Di, 26.1.10 (Mi, 27.1.10, 2:01): Füllfunk

Mal wieder grundsätzliche Zweifel am Projekt di.gi.arium. Was soll’s, wozu mache ich das? Zumal es sich träge hinschleppt wie die dauermüden Tage und Nächte. Warum schreibe ich etwas hinein, wenn es nichts zu schreiben gibt? Oder ich leihe eh nur aus, was an anderen Schreibplätzen entstand. Textabwurfstelle, Online-Kassiber.

Die Entdeckung des di.gi.ariums 2000 war die radikale Strategie der “ppp – pretty.public.privacy”. Inzwischen ist sie längst von den im Netz wuchernden Blogs überholt. Es gibt radikalere Konzepte – wie Hasan Elahis “tracking transience.net”. Elahi, ständig reisender Medienkünstler, wurde aufgrund seiner arabischen Herkunft vom FBI als Terrorismusverdächtiger verfolgt und musste, um diesen Verdacht zu entkräften, lückenlos dokumentieren, wo er sich wann aufgehalten hatte. Er machte Kunst daraus, im Netz kann man seit 2002 jeden Moment auf GoogleMaps sehen, wo er sich gerade aufhält, welche Flüge er benutzt, was er gegessen und welche Geldtransaktion er wo wann gemacht hat. Elahi füttert das Netz und das FBI live mit seiner “privacy”, schüttet die Ermittler mit Daten zu. Seine These: So entsteht wieder Privatheit, weil die komplette Veröffentlichung aller privater Informationen diese wertlos macht. Was alle wissen, ist nicht mehr wissenswert. Ein dialektisches Setting, wo die totale Öffentlichkeit wieder in Privatheit umschlägt, weil sie uninteressant für die öffentlichen Augen und Ohren wird. Das Alltägliche ist eben trivial. Und dadurch egal. Elahi macht die Ermittler nutzlos, weil sie nichts mehr zu ermitteln haben.

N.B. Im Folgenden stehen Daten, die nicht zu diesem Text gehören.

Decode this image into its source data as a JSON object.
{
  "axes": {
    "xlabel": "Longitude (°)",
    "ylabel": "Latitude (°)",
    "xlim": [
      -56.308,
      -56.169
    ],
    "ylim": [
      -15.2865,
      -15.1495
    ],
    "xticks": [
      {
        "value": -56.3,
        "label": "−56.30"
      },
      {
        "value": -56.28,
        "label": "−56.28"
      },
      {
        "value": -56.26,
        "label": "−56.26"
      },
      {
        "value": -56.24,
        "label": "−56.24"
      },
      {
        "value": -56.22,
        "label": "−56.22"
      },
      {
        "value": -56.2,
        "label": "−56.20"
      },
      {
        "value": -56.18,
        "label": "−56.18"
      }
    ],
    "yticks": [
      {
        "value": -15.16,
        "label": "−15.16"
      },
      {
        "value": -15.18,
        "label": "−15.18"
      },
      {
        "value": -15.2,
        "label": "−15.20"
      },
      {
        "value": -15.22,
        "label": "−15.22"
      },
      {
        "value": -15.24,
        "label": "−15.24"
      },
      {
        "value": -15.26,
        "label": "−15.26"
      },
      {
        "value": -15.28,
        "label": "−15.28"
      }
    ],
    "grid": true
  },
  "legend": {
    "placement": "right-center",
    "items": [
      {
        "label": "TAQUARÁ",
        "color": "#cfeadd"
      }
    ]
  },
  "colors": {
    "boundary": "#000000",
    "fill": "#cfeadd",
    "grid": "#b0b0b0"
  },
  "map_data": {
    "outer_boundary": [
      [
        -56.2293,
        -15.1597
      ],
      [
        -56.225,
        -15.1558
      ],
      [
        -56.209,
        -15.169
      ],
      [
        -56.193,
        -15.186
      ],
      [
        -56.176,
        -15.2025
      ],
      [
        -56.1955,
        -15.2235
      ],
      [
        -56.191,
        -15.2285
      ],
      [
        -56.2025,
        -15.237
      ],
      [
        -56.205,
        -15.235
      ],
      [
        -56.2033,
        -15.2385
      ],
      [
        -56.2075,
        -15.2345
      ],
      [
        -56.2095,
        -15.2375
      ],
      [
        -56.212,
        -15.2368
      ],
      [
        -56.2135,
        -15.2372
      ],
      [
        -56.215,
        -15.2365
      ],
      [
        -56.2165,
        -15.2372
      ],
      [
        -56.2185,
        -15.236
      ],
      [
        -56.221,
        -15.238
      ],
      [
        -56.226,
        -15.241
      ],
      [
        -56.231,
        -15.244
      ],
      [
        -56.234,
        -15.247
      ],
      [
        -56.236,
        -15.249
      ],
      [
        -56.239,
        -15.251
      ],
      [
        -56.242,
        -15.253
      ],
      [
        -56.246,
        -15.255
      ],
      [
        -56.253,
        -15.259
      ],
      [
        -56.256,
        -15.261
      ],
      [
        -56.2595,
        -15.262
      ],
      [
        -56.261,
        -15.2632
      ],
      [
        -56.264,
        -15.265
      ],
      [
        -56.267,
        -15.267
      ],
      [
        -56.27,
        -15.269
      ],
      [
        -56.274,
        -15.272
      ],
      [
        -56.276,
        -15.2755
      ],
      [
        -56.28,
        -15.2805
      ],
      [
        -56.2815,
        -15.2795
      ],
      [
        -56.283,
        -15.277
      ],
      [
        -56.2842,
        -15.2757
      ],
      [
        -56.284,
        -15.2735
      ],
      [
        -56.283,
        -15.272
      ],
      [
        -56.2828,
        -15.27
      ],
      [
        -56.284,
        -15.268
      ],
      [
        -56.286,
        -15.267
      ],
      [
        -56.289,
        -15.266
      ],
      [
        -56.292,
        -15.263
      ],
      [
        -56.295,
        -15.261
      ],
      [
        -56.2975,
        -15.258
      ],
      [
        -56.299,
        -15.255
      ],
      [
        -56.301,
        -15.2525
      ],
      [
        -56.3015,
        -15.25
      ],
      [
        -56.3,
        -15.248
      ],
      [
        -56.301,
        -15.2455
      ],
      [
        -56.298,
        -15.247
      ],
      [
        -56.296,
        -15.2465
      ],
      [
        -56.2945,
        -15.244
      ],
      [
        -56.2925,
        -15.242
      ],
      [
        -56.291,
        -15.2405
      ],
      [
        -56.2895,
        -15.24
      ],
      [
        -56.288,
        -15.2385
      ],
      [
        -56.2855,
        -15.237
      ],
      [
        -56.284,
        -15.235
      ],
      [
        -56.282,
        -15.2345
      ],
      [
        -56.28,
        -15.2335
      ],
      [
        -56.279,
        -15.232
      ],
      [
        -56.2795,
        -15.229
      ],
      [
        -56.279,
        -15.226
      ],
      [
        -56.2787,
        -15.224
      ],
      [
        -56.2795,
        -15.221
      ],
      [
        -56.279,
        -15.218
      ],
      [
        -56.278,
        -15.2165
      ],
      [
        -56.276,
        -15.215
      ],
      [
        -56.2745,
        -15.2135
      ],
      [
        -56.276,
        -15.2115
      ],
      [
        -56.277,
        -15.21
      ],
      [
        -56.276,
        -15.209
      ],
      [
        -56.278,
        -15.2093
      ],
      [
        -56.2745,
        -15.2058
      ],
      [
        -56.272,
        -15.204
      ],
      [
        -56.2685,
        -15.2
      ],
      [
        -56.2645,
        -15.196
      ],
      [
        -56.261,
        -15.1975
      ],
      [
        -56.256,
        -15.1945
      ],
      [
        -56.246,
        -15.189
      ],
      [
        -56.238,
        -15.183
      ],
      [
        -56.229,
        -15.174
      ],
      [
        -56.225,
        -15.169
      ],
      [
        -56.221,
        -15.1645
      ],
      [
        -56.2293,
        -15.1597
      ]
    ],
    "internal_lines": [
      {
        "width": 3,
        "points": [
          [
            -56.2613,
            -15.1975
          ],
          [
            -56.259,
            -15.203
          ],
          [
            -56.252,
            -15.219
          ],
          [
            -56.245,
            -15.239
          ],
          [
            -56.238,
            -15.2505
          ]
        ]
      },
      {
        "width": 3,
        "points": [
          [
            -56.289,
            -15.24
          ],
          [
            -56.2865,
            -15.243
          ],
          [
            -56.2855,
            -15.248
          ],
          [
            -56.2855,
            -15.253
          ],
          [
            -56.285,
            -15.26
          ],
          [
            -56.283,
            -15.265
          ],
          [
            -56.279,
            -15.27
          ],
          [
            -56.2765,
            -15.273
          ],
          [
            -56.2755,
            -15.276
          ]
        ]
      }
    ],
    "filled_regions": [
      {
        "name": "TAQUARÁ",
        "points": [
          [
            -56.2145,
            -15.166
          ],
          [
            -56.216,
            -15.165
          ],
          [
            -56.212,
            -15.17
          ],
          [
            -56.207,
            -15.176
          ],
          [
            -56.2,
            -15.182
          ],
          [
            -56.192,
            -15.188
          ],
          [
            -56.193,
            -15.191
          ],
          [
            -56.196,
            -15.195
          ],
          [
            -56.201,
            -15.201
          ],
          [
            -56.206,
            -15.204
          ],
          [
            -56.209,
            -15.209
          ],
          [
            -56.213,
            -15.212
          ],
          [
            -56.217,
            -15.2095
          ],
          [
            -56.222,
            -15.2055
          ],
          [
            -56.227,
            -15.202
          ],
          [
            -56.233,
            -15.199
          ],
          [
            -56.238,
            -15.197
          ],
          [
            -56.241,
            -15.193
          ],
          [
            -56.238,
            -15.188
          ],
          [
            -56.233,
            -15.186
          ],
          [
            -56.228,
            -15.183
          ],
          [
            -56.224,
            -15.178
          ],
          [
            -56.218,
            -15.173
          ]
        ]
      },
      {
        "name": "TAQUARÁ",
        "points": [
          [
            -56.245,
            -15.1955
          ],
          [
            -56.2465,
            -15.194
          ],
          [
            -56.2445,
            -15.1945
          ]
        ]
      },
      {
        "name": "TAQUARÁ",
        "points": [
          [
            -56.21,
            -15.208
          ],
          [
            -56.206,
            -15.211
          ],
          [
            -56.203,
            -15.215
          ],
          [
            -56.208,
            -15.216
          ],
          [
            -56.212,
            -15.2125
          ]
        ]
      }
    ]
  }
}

Interessant: Indem man total(itär) berichtet, wird der Bericht zur leeren Information, zum Füllfunk. Das hat poetologische, erzähltheoretische Implikationen: Offenbar wird eine Erzählung durch das interessant, spannend, was sie weglässt, ausspart, verheimlicht und so Andockstellen für die Fantasie des Lesers schafft. Was wiederum den allwissenden Erzähler voraussetzt. Oder den, der allwissend ist, indem er aus seinem Allwissen auswählt und so die Informationsvergabe kanalisiert, lenkt. Lässt man die Informationsvergabe überborden (Overflow), versinken die Informationen im eigenen Strudel. Eine Art umgekehrter Datenverlust durch Datenüberfluss.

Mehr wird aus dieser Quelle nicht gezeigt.